Normal and Hausdorff spaces

general-topologyseparation-axioms

We say that a topological space $(X,\mathcal{T})$ is normal if any two disjoint closed subsets of $X$ are separated by neighbourhoods.

We have that in $(\mathbb{R},\{\emptyset,\mathbb{R}\})$ are $$\emptyset,\mathbb{R}$$ closed subsets, and themselves are neighbourhoods with obviously $$\emptyset \cap \mathbb{R} = \emptyset$$

So $(\mathbb{R},\{\emptyset,\mathbb{R}\})$ is a normal space, but $(\mathbb{R},\{\emptyset,\mathbb{R}\})$ is not a Hausdorff space.

This is a contradiction? Doesn`t normal ($T_4$) implies Hausdorff ($T_2$)?

Regards!

Best Answer

Normal doesn't actually imply Hausdorff; a space which is normal and $T_1$ is Hausdorff.
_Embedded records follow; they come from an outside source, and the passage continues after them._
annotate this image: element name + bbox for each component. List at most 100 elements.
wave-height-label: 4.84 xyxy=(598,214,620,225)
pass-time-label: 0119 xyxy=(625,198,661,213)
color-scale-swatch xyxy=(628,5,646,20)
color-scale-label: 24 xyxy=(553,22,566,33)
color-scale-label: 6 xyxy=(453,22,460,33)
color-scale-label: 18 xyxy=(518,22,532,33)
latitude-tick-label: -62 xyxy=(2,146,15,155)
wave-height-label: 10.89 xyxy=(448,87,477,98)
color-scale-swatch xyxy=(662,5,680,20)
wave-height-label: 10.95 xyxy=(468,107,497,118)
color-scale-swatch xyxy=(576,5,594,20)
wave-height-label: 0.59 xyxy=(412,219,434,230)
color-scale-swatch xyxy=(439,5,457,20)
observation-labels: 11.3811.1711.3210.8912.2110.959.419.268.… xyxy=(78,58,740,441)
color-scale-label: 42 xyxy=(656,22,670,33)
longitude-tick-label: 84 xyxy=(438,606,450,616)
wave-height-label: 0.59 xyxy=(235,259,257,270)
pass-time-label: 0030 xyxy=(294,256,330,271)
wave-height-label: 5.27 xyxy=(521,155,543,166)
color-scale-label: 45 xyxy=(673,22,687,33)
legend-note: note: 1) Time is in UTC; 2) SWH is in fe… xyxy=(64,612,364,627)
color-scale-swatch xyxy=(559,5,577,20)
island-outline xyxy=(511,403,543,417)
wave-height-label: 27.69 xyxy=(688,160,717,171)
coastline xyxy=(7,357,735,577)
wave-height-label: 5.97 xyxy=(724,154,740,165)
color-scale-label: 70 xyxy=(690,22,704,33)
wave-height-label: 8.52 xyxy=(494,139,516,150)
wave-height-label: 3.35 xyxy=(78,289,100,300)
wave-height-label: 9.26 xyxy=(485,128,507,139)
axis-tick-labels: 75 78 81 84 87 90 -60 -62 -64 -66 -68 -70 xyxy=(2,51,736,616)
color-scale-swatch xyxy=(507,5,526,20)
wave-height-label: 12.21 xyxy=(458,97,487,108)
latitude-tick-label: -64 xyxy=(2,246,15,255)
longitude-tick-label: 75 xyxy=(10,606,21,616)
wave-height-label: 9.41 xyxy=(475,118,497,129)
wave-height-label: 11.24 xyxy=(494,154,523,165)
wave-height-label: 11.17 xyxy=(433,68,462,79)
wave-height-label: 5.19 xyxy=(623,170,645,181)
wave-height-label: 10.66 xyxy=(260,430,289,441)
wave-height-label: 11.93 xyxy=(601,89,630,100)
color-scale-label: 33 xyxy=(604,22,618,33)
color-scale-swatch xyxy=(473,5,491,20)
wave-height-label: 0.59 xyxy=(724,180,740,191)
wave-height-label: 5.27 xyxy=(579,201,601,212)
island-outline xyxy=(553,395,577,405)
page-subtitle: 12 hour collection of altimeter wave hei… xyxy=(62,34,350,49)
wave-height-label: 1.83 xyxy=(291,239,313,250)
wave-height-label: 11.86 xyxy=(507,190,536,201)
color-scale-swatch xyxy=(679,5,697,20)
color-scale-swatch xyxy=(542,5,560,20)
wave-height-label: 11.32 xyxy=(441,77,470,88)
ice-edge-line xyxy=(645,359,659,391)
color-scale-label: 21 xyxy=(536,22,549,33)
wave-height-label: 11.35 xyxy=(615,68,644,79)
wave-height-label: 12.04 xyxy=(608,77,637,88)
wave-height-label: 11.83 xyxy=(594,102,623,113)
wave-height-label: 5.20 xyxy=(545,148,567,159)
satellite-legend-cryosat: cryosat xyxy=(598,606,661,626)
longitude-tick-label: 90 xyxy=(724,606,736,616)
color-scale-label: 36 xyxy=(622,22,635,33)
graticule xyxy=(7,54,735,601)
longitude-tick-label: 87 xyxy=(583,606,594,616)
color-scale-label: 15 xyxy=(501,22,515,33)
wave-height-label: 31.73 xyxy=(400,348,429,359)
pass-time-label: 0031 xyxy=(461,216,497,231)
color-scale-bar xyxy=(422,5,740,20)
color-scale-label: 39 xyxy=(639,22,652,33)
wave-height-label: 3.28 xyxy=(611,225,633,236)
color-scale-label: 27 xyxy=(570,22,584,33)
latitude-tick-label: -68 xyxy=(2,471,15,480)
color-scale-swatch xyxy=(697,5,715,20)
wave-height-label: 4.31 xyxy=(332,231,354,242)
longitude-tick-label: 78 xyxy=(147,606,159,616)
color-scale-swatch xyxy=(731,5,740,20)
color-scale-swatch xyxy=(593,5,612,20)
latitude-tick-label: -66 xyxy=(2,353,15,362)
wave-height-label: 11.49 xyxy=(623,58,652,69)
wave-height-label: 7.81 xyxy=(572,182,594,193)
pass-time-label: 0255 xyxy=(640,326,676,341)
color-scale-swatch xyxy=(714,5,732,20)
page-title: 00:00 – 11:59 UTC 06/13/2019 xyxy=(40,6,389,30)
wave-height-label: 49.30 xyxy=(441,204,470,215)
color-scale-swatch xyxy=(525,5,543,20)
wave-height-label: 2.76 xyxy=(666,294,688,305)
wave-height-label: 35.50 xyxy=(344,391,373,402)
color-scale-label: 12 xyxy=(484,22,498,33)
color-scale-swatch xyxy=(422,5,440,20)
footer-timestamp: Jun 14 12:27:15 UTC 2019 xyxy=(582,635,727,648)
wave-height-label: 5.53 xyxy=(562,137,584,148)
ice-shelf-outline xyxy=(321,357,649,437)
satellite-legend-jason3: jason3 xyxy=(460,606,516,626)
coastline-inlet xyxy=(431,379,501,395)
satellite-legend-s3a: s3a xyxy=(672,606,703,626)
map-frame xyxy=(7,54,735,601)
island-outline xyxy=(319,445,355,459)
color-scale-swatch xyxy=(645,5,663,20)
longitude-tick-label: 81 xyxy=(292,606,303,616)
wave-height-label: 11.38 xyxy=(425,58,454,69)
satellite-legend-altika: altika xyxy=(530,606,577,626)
Your example is a counterexample to the claim that every normal space is Hausdorff; note that your space is not $T_1$, since no single point is closed.

(It was pointed out in a comment that there's some inconsistency as to what normal and $T_4$ mean; I'm using the definition of normal that you gave, which doesn't include $T_1$.)